身邊有人說話的聲音,「薛能,你去休息吧,我來守著爺。」
「無事,我還不困,你接著去睡吧,明早再換你。」
言傅驚覺不對,猛地睜開眼睛。
頭頂是他熟悉的床幔,言傅蹭的直起身子。
倒是把旁邊的兩人嚇了一跳,「王爺!」
言傅第一反應低頭去看自己的手。
手指,這是他的手。
他表情太過驚訝又太過驚喜,薛能和薛勇湊上來看著他這樣反而不知道該說什麼。
還是薛能第一想起來,「快快快,把太醫叫來瞧瞧。

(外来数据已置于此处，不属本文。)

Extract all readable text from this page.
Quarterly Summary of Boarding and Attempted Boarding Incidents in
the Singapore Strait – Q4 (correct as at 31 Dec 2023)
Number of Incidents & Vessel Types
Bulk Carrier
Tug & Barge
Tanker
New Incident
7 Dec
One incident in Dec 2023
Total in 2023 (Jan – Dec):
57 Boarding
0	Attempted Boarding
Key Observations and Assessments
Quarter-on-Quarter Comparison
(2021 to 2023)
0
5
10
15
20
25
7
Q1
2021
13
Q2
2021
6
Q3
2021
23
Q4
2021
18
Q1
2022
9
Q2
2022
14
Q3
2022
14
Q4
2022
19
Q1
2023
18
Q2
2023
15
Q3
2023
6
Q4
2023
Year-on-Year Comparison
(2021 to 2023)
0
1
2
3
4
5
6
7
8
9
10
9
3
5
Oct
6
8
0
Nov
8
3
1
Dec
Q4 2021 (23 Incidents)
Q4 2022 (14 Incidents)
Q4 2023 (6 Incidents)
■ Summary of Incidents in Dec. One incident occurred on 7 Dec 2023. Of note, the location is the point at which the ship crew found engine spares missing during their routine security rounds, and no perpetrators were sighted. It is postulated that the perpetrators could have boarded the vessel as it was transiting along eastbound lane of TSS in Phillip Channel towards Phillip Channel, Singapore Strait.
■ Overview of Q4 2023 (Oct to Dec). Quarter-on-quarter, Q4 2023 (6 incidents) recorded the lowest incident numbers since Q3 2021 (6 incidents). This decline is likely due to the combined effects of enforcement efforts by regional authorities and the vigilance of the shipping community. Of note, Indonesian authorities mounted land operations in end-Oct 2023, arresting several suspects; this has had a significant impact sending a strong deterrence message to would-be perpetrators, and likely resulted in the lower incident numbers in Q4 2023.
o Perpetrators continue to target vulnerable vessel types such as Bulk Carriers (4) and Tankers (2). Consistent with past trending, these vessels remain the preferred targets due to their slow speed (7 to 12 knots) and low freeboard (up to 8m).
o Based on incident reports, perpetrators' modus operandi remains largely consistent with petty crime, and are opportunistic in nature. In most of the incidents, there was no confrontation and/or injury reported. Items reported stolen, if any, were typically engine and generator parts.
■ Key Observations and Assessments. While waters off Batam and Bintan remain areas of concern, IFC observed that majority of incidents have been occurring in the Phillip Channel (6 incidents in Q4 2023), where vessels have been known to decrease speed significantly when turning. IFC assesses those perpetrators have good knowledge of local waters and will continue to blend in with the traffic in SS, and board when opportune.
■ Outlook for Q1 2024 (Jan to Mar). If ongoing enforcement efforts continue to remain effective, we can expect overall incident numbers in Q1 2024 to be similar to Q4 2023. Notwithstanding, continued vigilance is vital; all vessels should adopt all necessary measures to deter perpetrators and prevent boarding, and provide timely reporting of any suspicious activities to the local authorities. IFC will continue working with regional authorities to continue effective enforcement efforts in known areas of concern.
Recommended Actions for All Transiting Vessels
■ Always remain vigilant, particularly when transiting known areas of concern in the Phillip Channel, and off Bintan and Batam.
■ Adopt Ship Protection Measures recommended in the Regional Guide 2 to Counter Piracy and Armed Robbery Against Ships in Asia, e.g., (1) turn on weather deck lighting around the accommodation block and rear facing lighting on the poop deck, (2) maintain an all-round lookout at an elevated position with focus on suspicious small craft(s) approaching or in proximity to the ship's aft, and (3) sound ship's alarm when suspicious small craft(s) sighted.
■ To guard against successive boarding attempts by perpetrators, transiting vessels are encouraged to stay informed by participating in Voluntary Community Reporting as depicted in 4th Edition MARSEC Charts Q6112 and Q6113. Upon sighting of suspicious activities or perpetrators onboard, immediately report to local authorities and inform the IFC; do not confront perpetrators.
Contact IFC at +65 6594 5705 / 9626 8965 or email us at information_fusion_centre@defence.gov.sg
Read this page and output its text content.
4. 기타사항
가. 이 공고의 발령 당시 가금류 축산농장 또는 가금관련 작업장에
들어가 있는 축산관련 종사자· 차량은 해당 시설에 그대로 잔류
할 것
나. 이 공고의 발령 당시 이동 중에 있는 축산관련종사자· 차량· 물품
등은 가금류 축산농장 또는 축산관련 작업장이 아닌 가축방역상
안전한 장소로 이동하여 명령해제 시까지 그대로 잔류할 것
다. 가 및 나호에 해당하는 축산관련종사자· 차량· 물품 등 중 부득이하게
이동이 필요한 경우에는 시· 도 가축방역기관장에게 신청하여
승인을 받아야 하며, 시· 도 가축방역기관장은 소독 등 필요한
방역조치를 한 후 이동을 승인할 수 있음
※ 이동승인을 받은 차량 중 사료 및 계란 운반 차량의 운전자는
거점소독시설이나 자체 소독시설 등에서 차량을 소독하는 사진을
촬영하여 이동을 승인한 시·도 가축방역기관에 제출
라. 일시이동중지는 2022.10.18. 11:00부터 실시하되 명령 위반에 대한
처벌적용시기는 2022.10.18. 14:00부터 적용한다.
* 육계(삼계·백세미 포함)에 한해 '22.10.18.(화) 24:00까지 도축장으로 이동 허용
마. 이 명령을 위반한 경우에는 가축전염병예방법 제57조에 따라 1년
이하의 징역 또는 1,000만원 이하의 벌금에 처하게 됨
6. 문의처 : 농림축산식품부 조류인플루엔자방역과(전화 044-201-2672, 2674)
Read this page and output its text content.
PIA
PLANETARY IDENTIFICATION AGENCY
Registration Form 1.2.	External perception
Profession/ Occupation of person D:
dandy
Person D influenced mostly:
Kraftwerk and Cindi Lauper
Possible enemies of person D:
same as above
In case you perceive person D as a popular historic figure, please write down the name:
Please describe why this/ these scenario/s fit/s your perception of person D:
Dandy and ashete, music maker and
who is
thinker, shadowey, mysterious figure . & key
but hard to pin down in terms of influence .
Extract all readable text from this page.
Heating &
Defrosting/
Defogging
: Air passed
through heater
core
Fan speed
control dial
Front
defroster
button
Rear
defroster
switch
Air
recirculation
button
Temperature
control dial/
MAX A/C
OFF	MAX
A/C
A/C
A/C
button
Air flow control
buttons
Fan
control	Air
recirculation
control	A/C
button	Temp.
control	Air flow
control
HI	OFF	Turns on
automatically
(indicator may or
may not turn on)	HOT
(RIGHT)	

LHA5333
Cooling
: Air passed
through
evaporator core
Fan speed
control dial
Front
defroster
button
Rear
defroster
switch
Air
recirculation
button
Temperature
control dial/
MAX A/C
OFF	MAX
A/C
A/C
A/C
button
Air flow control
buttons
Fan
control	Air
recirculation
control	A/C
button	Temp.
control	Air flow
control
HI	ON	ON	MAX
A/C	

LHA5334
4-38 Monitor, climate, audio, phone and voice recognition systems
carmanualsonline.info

」
「王爺!」兩個人這一聲喊得,幾乎驚喜興奮帶上了哭腔。
「咳……」許久不說話,嗓子痒痒沙沙的,言傅咳了咳,薛能趕緊去倒了水過來,薛勇已經很大動靜門口的侍衛去叫府上住著的太醫了。
「王爺!您先喝口水。身子如何?」
言傅接了水過來先喝了一口之後一杯水一飲而盡。
薛能還想去倒,言傅開口,「放著吧。」
薛能急急把杯子放下,「王爺,您怎麼樣。可有哪裡不適?」
言傅還有些沒有搞清楚狀況,搖了搖頭,「爺無事,什麼時辰了。」
「丑時三刻了。」
薛勇從屋外進來,一邊回答一邊把屋裡其他的燈點起。
昏迷了好幾天的四皇子突然醒了,門口的侍衛風風火火去叫太醫,一時間沉寂了好幾天的府里吵雜喧鬧起來,這會恐怕整個府里都被這動靜鬧醒知道了。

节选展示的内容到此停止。